Parsing Karma Coverage Output in Bash for a Jenkins Job (Scripting)

Question

I'm working with the following output:

=============================== Coverage summary ===============================
Statements   : 26.16% ( 1681/6425 )
Branches     : 6.89% ( 119/1727 )
Functions    : 23.82% ( 390/1637 )
Lines        : 26.17% ( 1680/6420 )
================================================================================

I would like to parse the 4 coverage percentage numbers without the percent via REGEX, into a comma separated list.
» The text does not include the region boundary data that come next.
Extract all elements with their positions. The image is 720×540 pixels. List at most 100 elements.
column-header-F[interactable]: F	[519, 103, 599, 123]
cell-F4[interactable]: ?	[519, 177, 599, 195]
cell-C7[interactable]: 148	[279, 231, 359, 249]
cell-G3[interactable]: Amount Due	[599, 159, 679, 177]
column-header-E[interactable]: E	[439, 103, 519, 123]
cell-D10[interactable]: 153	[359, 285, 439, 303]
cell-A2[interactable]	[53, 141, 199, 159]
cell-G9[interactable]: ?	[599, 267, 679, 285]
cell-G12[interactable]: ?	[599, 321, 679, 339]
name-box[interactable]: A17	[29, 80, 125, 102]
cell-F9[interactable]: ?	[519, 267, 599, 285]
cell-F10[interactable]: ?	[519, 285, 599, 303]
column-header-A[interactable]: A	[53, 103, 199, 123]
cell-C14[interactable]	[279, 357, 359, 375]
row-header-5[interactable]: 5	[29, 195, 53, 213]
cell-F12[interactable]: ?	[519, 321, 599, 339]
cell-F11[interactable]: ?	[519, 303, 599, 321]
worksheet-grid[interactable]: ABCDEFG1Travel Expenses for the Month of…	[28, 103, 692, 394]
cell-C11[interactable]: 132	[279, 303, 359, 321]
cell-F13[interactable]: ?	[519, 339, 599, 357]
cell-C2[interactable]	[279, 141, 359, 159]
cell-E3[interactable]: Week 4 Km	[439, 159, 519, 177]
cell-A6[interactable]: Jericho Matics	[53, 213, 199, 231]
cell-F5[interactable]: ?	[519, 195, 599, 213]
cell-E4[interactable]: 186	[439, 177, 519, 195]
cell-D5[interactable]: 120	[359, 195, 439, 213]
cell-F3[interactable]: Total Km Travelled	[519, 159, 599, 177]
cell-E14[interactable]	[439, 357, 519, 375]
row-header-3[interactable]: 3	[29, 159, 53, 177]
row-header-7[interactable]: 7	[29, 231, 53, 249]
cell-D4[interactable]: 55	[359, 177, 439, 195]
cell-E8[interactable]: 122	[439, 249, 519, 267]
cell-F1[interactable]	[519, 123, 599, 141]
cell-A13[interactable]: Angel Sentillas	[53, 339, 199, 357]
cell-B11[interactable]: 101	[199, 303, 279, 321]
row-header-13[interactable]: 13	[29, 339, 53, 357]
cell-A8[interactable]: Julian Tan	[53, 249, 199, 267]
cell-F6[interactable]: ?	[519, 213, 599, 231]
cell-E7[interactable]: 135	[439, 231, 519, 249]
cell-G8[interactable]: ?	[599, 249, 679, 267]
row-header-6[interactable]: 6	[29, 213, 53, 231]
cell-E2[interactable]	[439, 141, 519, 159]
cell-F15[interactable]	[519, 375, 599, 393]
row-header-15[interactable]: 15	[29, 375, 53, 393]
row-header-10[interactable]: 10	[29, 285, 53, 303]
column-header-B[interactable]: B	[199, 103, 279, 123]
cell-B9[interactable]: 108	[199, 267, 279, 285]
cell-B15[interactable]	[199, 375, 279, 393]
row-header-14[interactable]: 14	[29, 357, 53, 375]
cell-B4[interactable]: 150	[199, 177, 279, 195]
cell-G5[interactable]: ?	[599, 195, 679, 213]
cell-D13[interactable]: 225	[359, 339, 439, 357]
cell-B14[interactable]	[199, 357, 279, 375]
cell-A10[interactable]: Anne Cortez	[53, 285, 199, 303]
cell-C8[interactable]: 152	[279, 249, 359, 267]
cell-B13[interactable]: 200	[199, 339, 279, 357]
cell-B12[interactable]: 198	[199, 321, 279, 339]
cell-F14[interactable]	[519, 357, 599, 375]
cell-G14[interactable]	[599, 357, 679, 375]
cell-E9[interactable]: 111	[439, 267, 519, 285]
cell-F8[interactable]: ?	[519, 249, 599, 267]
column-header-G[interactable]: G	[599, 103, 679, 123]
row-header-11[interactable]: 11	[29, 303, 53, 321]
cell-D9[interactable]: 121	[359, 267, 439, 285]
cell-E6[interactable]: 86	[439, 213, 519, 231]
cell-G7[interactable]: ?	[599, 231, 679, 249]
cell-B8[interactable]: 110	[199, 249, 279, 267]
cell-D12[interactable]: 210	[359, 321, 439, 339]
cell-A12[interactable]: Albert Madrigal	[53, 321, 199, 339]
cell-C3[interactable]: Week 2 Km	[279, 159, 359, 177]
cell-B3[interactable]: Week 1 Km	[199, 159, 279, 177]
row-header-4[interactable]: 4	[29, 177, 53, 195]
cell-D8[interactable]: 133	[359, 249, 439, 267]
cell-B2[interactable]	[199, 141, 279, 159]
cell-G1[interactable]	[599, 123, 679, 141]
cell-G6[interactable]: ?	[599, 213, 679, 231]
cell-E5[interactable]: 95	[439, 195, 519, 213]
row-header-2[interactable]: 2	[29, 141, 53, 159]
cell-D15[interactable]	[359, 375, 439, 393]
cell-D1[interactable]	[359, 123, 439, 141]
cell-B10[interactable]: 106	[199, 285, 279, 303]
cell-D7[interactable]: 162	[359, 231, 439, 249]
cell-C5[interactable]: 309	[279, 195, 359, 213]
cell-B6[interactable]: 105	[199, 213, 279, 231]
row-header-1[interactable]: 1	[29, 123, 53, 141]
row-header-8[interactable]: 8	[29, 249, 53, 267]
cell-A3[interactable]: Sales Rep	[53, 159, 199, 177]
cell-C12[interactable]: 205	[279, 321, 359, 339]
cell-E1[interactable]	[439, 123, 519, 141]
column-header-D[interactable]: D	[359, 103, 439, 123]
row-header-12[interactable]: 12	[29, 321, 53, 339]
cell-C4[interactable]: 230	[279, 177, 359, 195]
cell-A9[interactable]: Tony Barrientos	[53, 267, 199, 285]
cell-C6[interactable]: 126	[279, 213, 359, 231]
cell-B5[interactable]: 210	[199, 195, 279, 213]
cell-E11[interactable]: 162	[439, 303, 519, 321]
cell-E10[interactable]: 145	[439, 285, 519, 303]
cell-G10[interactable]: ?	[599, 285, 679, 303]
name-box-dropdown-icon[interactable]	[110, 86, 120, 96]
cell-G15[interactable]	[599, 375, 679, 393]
Any suggestions for a good regex expression for this? Or another good option?

Answer 1

The sed command:

  sed -n '/ .*% /{s/.* \(.*\)% .*/\1/;p;}' input.txt | sed ':a;N;$!ba;s/\n/,/g'

gives the output:

  26.16,6.89,23.82,26.17

---

Edit: A better answer, with only a single sed, would be:

  sed -n '/ .*% /{s/.* \(.*\)% .*/\1/;H;};${g;s/\n/,/g;s/,//;p;}' input.txt

Explanation:

• / .*% / search for lines with a percentage value (note spaces)
• s/.* \(.*\)% .*/\1/ and delete everything except the percentage value

• H and then append it to the hold space, prefixed with a newline

• $ then for the last line

• g get the hold space
• s/\n/,/g replace all the newlines with commas
• s/,// and delete the initial comma
• p and then finally output the result

To harden the regex, you could replace the search for the percentage value .*% with for example [0-9.]*%.

Answer 2

I think this is a grep job. This should help:

$ grep -oE "[0-9]{1,2}\.[0-9]{2}" input.txt | xargs | tr " " ","

Output:

26.16,6.89,23.82,26.17

The input file just contains what you have shown above. Obviously, there are other ways like cat to feed the input to the command.

Explanation:

• grep -oE: only show matches using extended regex
• xargs: put all results onto a single line
• tr " " ",": translate the spaces into commas:

This is actually a nice shell tool belt example, I would say.

---

Including the consideration of Joseph Quinsey, the regex can be made more robust with a lookahead to assert a % sign after then numeric value using a Perl-compatible RE pattern:

grep -oP "[0-9]{1,2}\.[0-9]{2}(?=%)" input.txt | xargs | tr " " ","

Answer 3

Would you consider to use awk? Here's the command you may try,

$ awk 'match($0,/[0-9.]*%/){s=(s=="")?"":s",";s=s substr($0,RSTART,RLENGTH-1)}END{print s}' file
26.16,6.89,23.82,26.17

Brief explanation,

• match($0,/[0-9.]*%/): find the record matched with regex [0-9.]*%
• s=(s=="")?"":s",": since comma separated is required, we just need print commas before each matched except the first one.
• s=s substr($0,RSTART,RLENGTH-1): print the matched part appended to s

Answer 4

Assuming the item names (Statements, Branches, ...) do not contain whitespaces, how about:

#!/bin/bash

declare -a keys
declare -a vaues

while read -r line; do
    if [[ "$line" =~ ^([^\ ]+)\ *:\ *([0-9.]+)% ]]; then
        keys+=(${BASH_REMATCH[1]})
        values+=(${BASH_REMATCH[2]})
    fi
done < output.txt

ifsback=$IFS        # backup IFS
IFS=,
echo "${keys[*]}"
echo "${values[*]}"
IFS=$ifsback        # restore IFS

which yields:

Statements,Branches,Functions,Lines
26.16,6.89,23.82,26.17

Answer 5

Yet another option, with perl:

cat the_file | perl -e 'while(<>){/(\d+\.\d+)%/ and $x.="$1,"}chop $x; print $x;'

The code, unrolled and explained:

while(<>){  # Read line by line. Put lines into $_
  /(\d+\.\d+)%/ and $x.="$1,"
  # Equivalent to:
  # if ($_ =~ /(\d+\.\d+)%/) {$x.="$1,"}
  # The regex matches "numbers", "dot", "numbers" and "%", 
  # stores just numbers on $1 (first capturing group)
}
chop $x; # Remove extra ',' and print result
print $x;

Somewhat shorter with an extra sed

cat the_file | perl -ne '/(\d+\.\d+)%/ and print "$1,"'|sed 's/.$//'

Uses "n" parameter which implies while(<>){}. For removing the last ',' we use sed.